# fob worried csa will backdate the claim



## 21Rach

I dunno why i'm asking on his behalf after the things he says but anyway here it goes, we split on the 1st of this month. He's worrying. He has to move out this week, and has a lot of outgoings, his mum has bought lots and lots for the baby, and he's spent £25 on a heater, bought a sleepbag, and given me £10 this month for our son also.. He's worrying that the claim will get backdated. Now i was happy to settle it without taking it to the csa, because i'd heard it would cost him more and tbh i don't want to make life harder for him than it has to be i appreciate he is struggling as well as i am, he has however spent money on going out a LOT this month, what he hasn't paid for the baby his mum has so baby hasn't gone without, which is my priority. CSA asked me if he was paying weekly agreed amount of cash, also they asked date we split. Do you think they would be likely to backdate in these circumstances?


----------



## MissEfendi

The CSA will only make claims from the date of your application, they do not backdate any longer. So if you make your claim on the 1st of April, they will usually make the claim from that week onwards.

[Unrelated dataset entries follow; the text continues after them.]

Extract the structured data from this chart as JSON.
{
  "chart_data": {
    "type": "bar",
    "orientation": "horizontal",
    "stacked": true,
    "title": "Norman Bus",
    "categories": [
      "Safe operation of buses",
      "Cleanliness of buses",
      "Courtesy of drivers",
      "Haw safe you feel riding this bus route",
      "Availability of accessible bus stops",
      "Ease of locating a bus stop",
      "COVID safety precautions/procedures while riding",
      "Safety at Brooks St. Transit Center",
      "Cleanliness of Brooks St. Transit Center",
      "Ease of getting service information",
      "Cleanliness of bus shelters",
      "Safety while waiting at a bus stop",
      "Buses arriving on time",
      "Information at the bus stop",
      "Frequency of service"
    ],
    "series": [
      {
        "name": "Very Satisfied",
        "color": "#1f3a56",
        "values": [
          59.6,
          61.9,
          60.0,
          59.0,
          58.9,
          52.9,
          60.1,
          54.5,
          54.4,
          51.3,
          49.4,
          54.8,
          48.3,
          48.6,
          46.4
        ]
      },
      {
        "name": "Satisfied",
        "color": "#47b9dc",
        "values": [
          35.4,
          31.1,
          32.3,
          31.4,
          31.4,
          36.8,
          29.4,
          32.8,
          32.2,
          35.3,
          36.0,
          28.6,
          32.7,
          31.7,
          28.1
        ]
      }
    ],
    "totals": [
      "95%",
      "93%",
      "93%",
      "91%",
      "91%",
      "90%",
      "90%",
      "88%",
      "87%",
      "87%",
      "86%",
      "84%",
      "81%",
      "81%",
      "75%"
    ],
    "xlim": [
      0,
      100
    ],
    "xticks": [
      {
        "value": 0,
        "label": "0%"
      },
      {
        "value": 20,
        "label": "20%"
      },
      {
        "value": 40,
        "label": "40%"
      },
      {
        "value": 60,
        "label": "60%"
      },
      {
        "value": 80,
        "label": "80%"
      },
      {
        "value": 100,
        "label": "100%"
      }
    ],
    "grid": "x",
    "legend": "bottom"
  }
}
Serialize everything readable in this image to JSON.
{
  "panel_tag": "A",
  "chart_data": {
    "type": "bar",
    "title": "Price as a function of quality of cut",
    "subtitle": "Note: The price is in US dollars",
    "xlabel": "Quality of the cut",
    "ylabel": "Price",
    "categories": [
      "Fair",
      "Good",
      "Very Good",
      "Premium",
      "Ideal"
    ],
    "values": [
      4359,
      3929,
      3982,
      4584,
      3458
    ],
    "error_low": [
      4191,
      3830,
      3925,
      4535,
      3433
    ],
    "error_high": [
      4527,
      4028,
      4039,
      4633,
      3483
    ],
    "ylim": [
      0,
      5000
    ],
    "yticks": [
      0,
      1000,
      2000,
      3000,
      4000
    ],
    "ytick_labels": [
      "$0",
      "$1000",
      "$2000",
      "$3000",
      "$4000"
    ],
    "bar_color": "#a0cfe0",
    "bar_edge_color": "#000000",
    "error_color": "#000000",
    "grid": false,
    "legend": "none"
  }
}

You can also cancel your claim with CSA at anytime and say that you have a private agreement in place, though if he does not pay, you can go back to the CSA at any time.


----------



## tinkabells

I've heard though if you cancel 3 times or more because of private agreement and then he doesnt pay you, they can then charge a fee because of having to reinstate everything everytime it gets cancelled and then recliamed again, but dont hold me to that xxx


----------



## Laura2919

They dont backdate the claim but I have spoken to you about it and I think you need to go to CSA!


----------



## purpledahlia

Thy dont backdate to the baby's birth date, (altho they should!) But to when you make the claim or when they make contact with him, Why should he worry?! he is the father and should step up to his responsibility not have his mum do it for him? its not her child! If he is trustworthy then set an agreement up, if he isnt, go to CSA. Thats if you want him to pay that is,


----------